UAE gives long jail terms to three Lebanese in Hezbollah trial
The United Arab Emirates sentenced three Lebanese men to jail on Wednesday but acquitted five others in a group accused of setting up a “terrorist cell” with links to Lebanon’s Hezbollah, Amnesty International said on Wednesday.
Rights groups have said the men did not receive a fair trial and were held in solitary confinement for over a year.
The eight defendants, all of whom are Shi’ite Muslims and have lived and worked in the UAE for more than 15 years, were arrested in late 2017 and early 2018. They were charged in February with establishing a cell linked to the heavily-armed Hezbollah group, backed by Shi’ite Iran.
The UAE Federal Court sentenced one man to life imprisonment and two others to ten years each, Amnesty said.
“The eight men were held in solitary confinement for over a year – this in itself can amount to torture. They were also denied access to their lawyers from the beginning of the trial; a number of the men claimed they had been tortured to sign so-called confessions but there have been no investigations into these claims,” said Lynn Maalouf, Amnesty International’s Middle East Research Director.

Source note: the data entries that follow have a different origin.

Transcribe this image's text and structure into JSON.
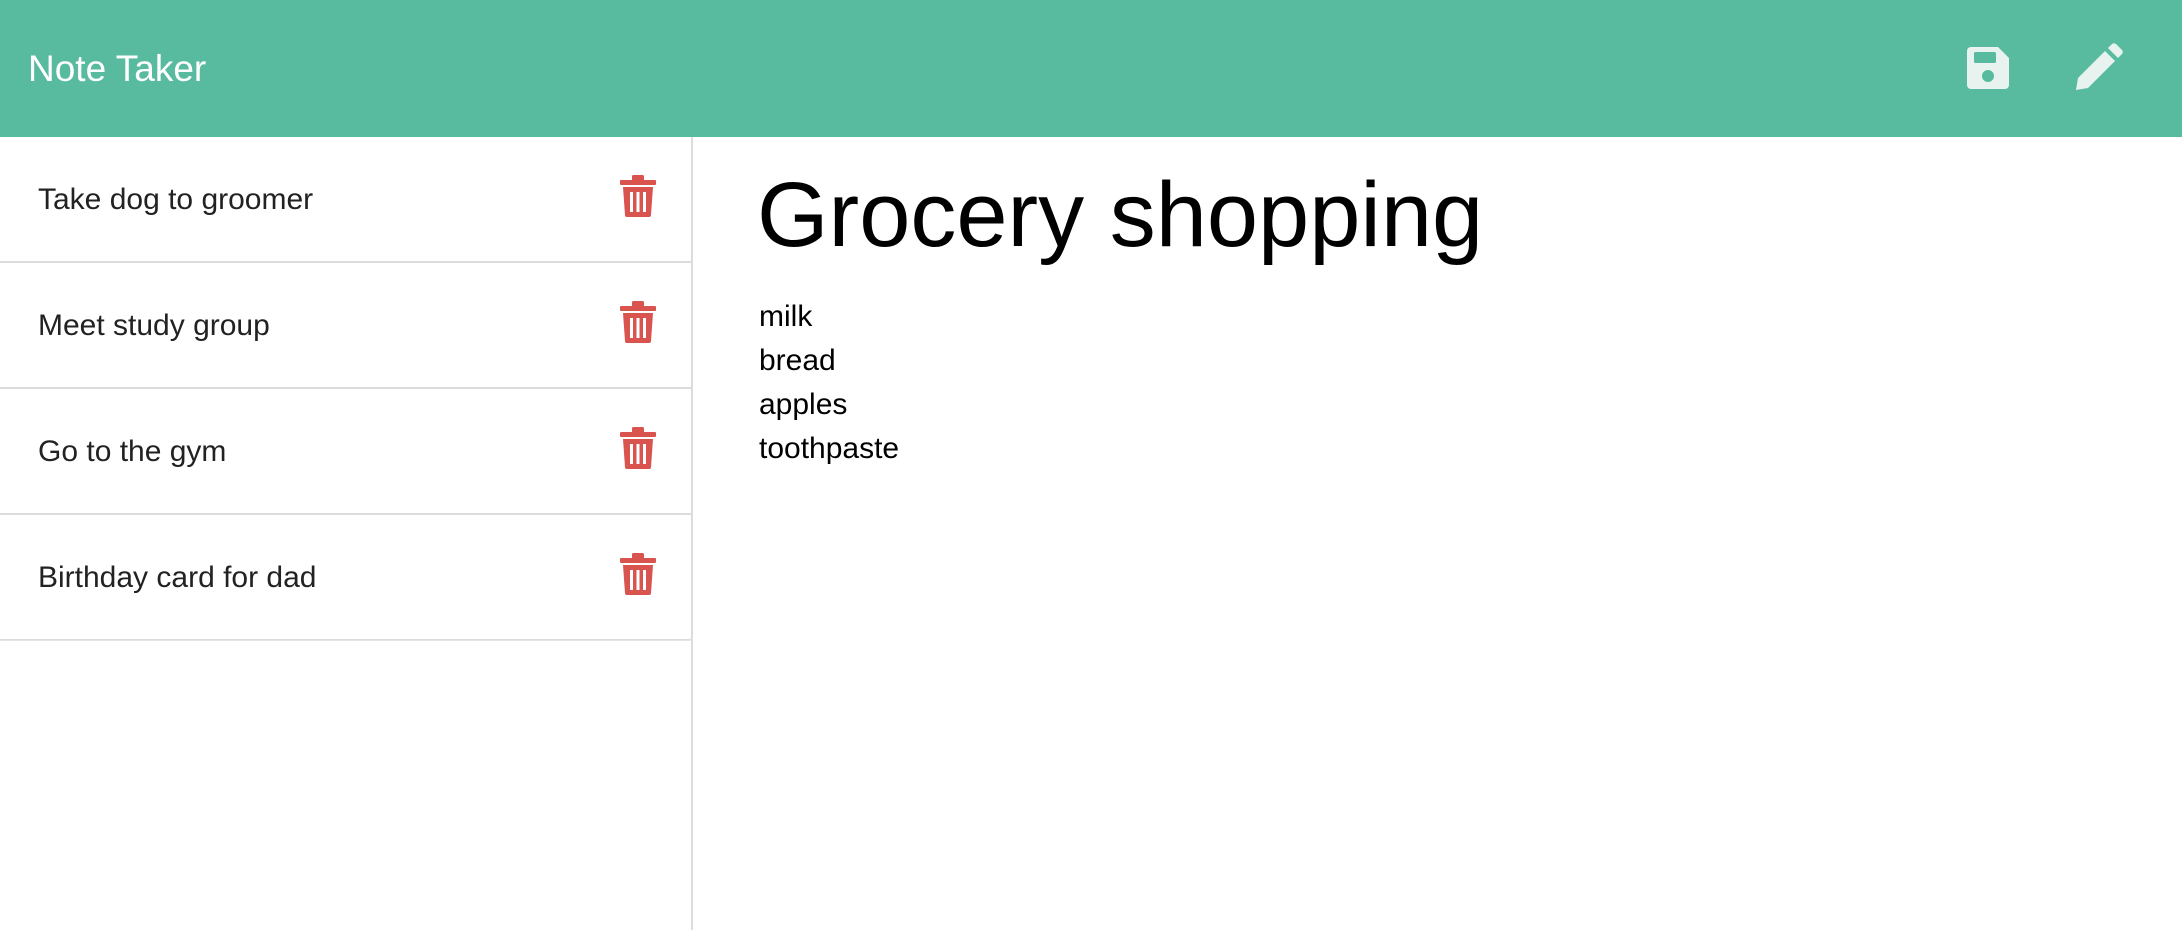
{
  "app": {
    "title": "Note Taker"
  },
  "toolbar": {
    "save_icon": "floppy-disk-icon",
    "edit_icon": "pencil-icon"
  },
  "sidebar": {
    "items": [
      {
        "label": "Take dog to groomer",
        "icon": "trash-icon"
      },
      {
        "label": "Meet study group",
        "icon": "trash-icon"
      },
      {
        "label": "Go to the gym",
        "icon": "trash-icon"
      },
      {
        "label": "Birthday card for dad",
        "icon": "trash-icon"
      }
    ]
  },
  "note": {
    "title": "Grocery shopping",
    "body": "milk\nbread\napples\ntoothpaste"
  },
  "colors": {
    "navbar": "#58bb9f",
    "delete": "#d9534f",
    "nav_icon": "#ffffff"
  }
}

“These details leave us with no confidence in the process that led to the conviction of the three men.”
The Emirati government did not respond immediately to a Reuters request for comment.

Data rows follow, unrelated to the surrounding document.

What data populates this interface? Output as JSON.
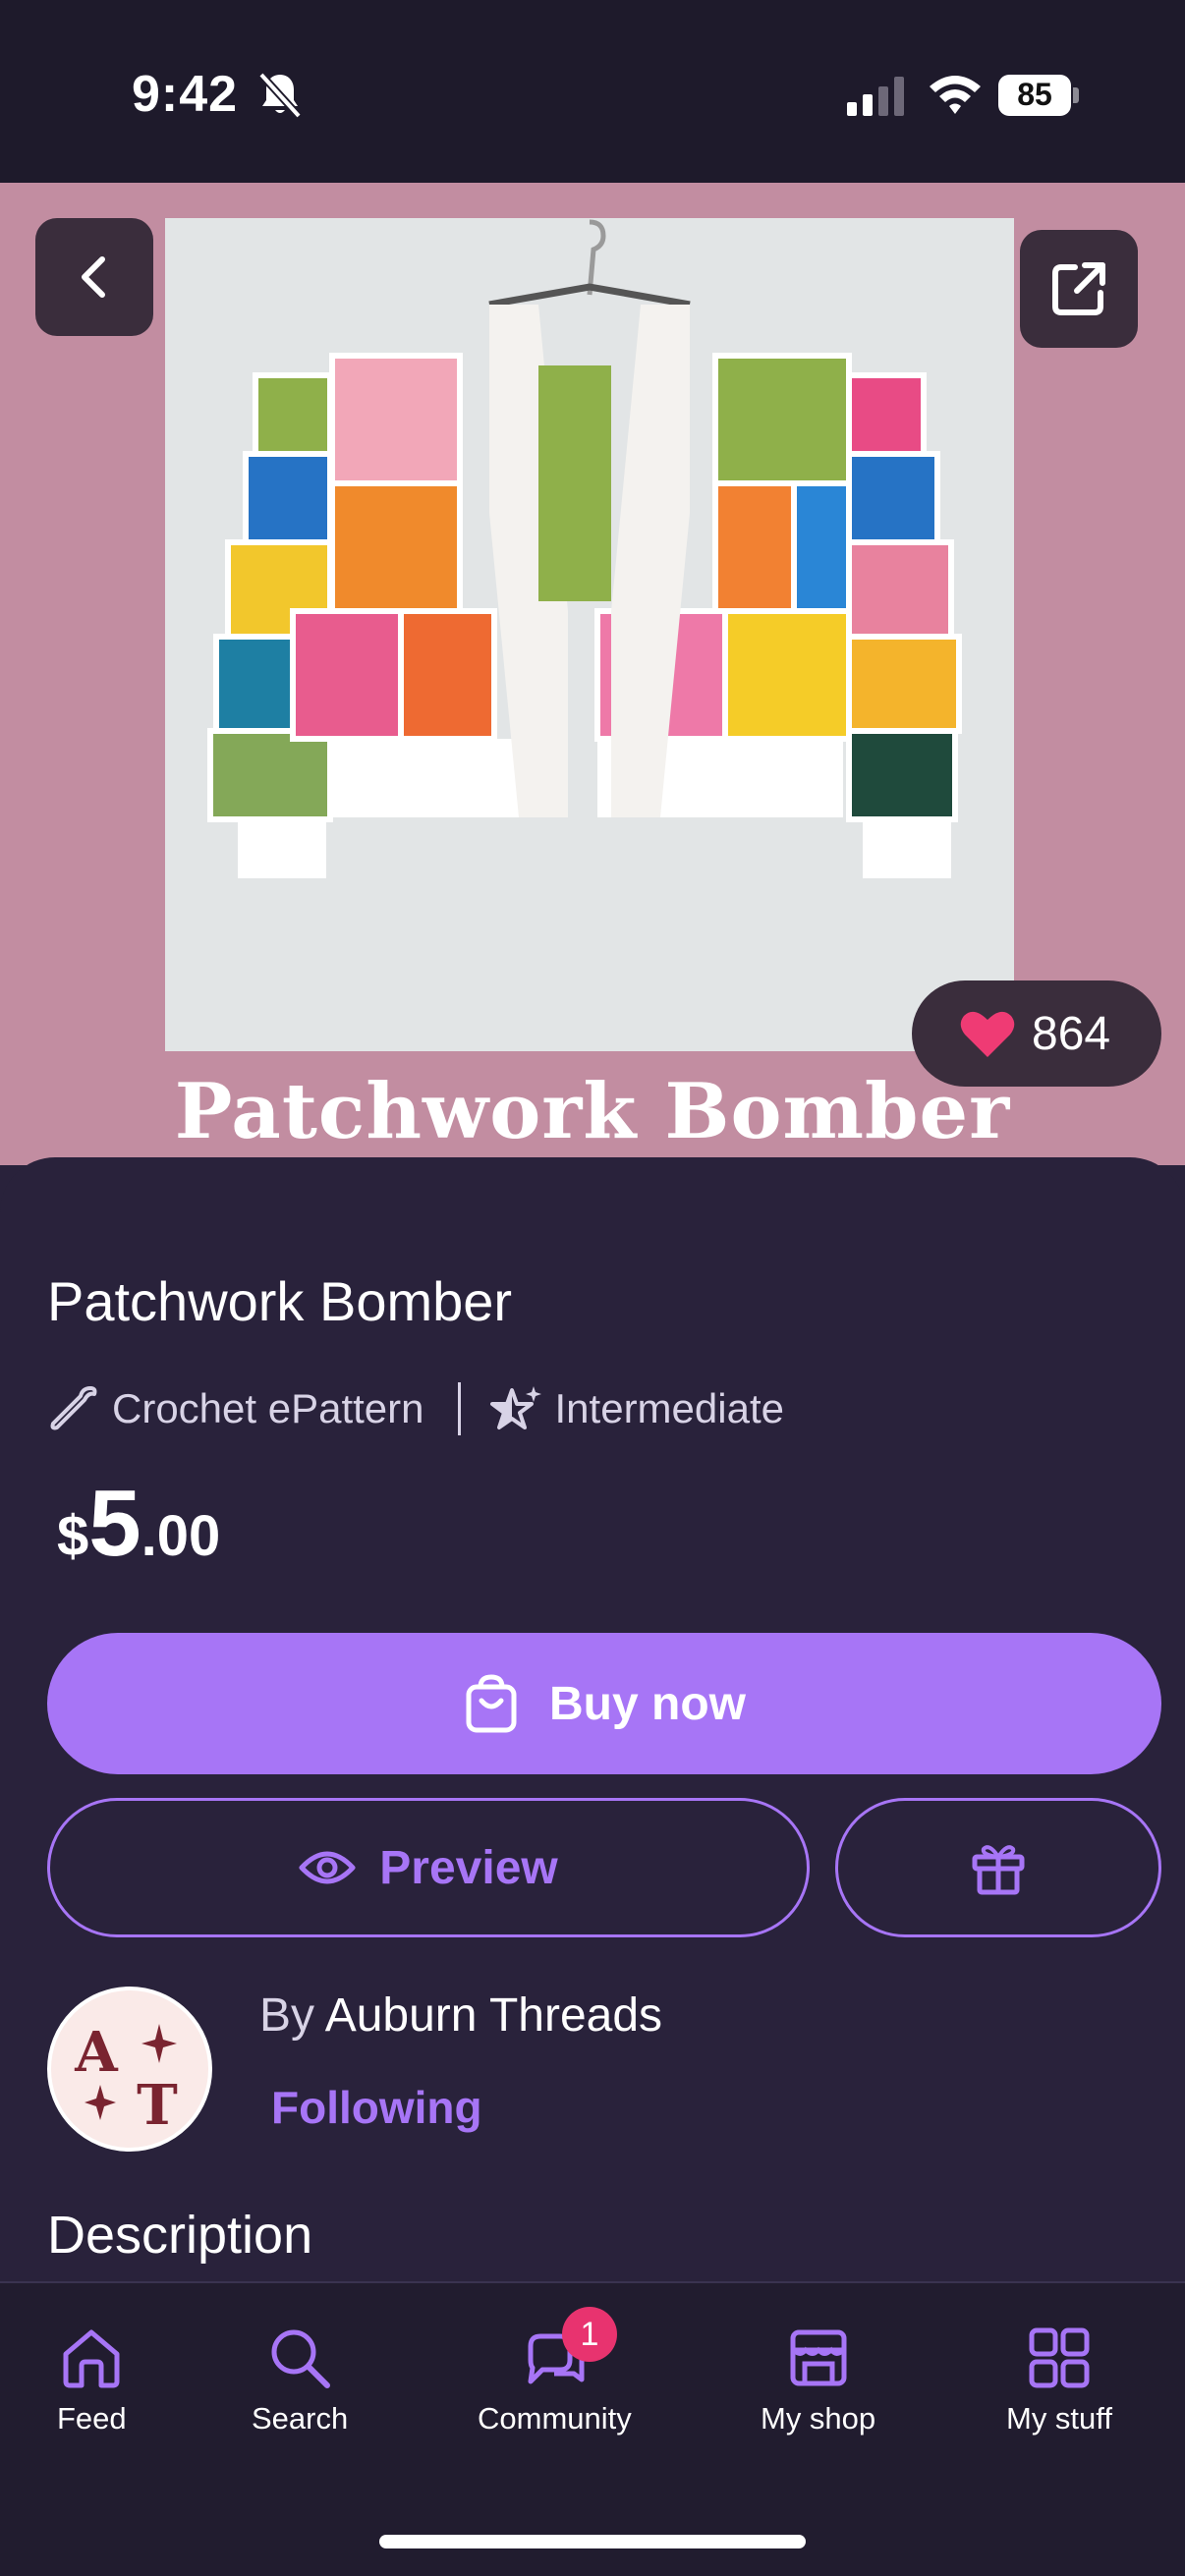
{
  "status_bar": {
    "time": "9:42",
    "battery": "85",
    "icons": [
      "bell-slash-icon",
      "signal-icon",
      "wifi-icon",
      "battery-icon"
    ]
  },
  "hero": {
    "overlay_title": "Patchwork Bomber",
    "likes": "864",
    "background_color": "#c28da1",
    "icons": [
      "back-chevron-icon",
      "share-icon",
      "heart-icon"
    ]
  },
  "product": {
    "title": "Patchwork Bomber",
    "type": "Crochet ePattern",
    "difficulty": "Intermediate",
    "price": {
      "symbol": "$",
      "whole": "5",
      "cents": ".00"
    }
  },
  "actions": {
    "buy_label": "Buy now",
    "preview_label": "Preview",
    "gift_icon": "gift-icon"
  },
  "seller": {
    "prefix": "By",
    "name": "Auburn Threads",
    "follow_status": "Following"
  },
  "sections": {
    "description_heading": "Description"
  },
  "tab_bar": {
    "tabs": [
      {
        "label": "Feed",
        "icon": "home-icon"
      },
      {
        "label": "Search",
        "icon": "search-icon"
      },
      {
        "label": "Community",
        "icon": "chat-icon",
        "badge": "1"
      },
      {
        "label": "My shop",
        "icon": "store-icon"
      },
      {
        "label": "My stuff",
        "icon": "grid-icon"
      }
    ]
  },
  "colors": {
    "accent": "#a775f6",
    "background": "#29223b",
    "hero": "#c28da1",
    "badge": "#e8336f",
    "heart": "#ef3b74"
  }
}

UAE media, tightly controlled by the state, previously said the group were accused of plotting to bomb a “vital facility” in the oil-exporting Gulf state under Hezbollah orders.

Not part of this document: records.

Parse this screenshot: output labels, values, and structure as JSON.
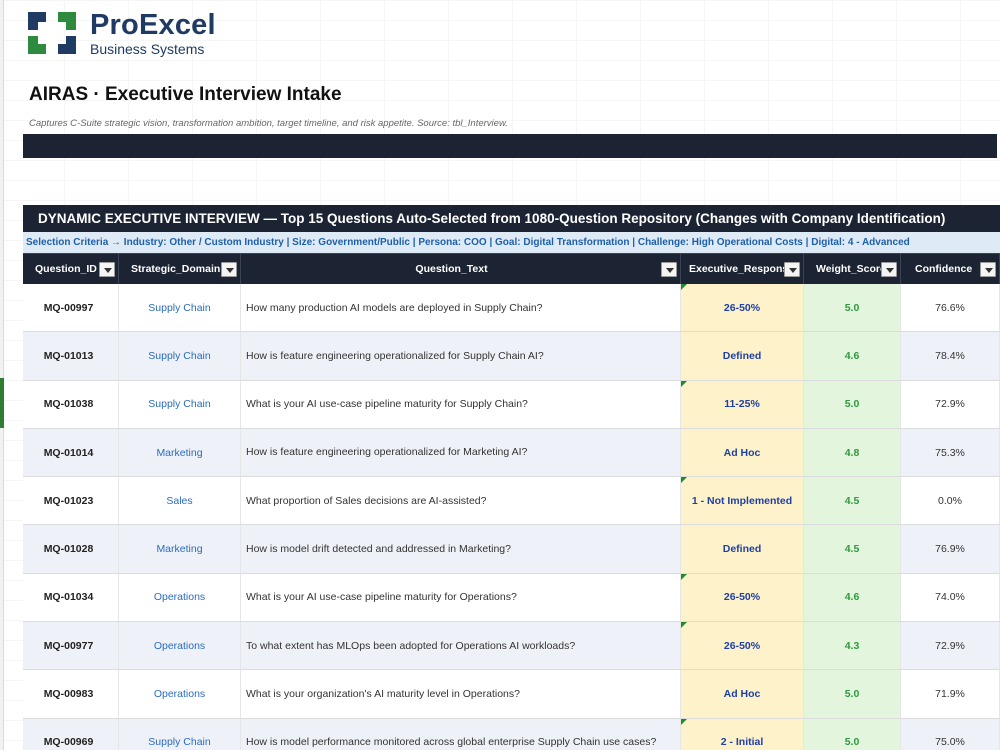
{
  "logo": {
    "name": "ProExcel",
    "subtitle": "Business Systems"
  },
  "page": {
    "title": "AIRAS · Executive Interview Intake",
    "description": "Captures C-Suite strategic vision, transformation ambition, target timeline, and risk appetite. Source: tbl_Interview."
  },
  "table": {
    "title": "DYNAMIC EXECUTIVE INTERVIEW — Top 15 Questions Auto-Selected from 1080-Question Repository (Changes with Company Identification)",
    "criteria": "Selection Criteria → Industry: Other / Custom Industry  |  Size: Government/Public  |  Persona: COO  |  Goal: Digital Transformation  |  Challenge: High Operational Costs  |  Digital: 4 - Advanced",
    "headers": [
      "Question_ID",
      "Strategic_Domain",
      "Question_Text",
      "Executive_Response",
      "Weight_Score",
      "Confidence"
    ],
    "rows": [
      {
        "id": "MQ-00997",
        "domain": "Supply Chain",
        "question": "How many production AI models are deployed in Supply Chain?",
        "response": "26-50%",
        "weight": "5.0",
        "confidence": "76.6%"
      },
      {
        "id": "MQ-01013",
        "domain": "Supply Chain",
        "question": "How is feature engineering operationalized for Supply Chain AI?",
        "response": "Defined",
        "weight": "4.6",
        "confidence": "78.4%"
      },
      {
        "id": "MQ-01038",
        "domain": "Supply Chain",
        "question": "What is your AI use-case pipeline maturity for Supply Chain?",
        "response": "11-25%",
        "weight": "5.0",
        "confidence": "72.9%"
      },
      {
        "id": "MQ-01014",
        "domain": "Marketing",
        "question": "How is feature engineering operationalized for Marketing AI?",
        "response": "Ad Hoc",
        "weight": "4.8",
        "confidence": "75.3%"
      },
      {
        "id": "MQ-01023",
        "domain": "Sales",
        "question": "What proportion of Sales decisions are AI-assisted?",
        "response": "1 - Not Implemented",
        "weight": "4.5",
        "confidence": "0.0%"
      },
      {
        "id": "MQ-01028",
        "domain": "Marketing",
        "question": "How is model drift detected and addressed in Marketing?",
        "response": "Defined",
        "weight": "4.5",
        "confidence": "76.9%"
      },
      {
        "id": "MQ-01034",
        "domain": "Operations",
        "question": "What is your AI use-case pipeline maturity for Operations?",
        "response": "26-50%",
        "weight": "4.6",
        "confidence": "74.0%"
      },
      {
        "id": "MQ-00977",
        "domain": "Operations",
        "question": "To what extent has MLOps been adopted for Operations AI workloads?",
        "response": "26-50%",
        "weight": "4.3",
        "confidence": "72.9%"
      },
      {
        "id": "MQ-00983",
        "domain": "Operations",
        "question": "What is your organization's AI maturity level in Operations?",
        "response": "Ad Hoc",
        "weight": "5.0",
        "confidence": "71.9%"
      },
      {
        "id": "MQ-00969",
        "domain": "Supply Chain",
        "question": "How is model performance monitored across global enterprise Supply Chain use cases?",
        "response": "2 - Initial",
        "weight": "5.0",
        "confidence": "75.0%"
      }
    ]
  },
  "colors": {
    "brand_navy": "#1f3b63",
    "logo_green": "#2e8b3e",
    "header_dark": "#1c2433",
    "response_fill": "#fdf2c9",
    "weight_fill": "#e3f5dd",
    "link_blue": "#2a6cc0"
  }
}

In 2016, the UAE along with Saudi Arabia, Bahrain, Qatar, Oman and Kuwait – all U.S.-allied Sunni Muslim states – declared Hezbollah a terrorist organization and warned any citizen or expatriate against any links to it.
Later that year, a UAE court sentenced seven people to up to life in prison for setting up a Hezbollah-linked cell.
The UAE is a tourism and trade hub for the Middle East, but tolerates little public criticism of its monarchy or policies and has been waging a war against political Islam.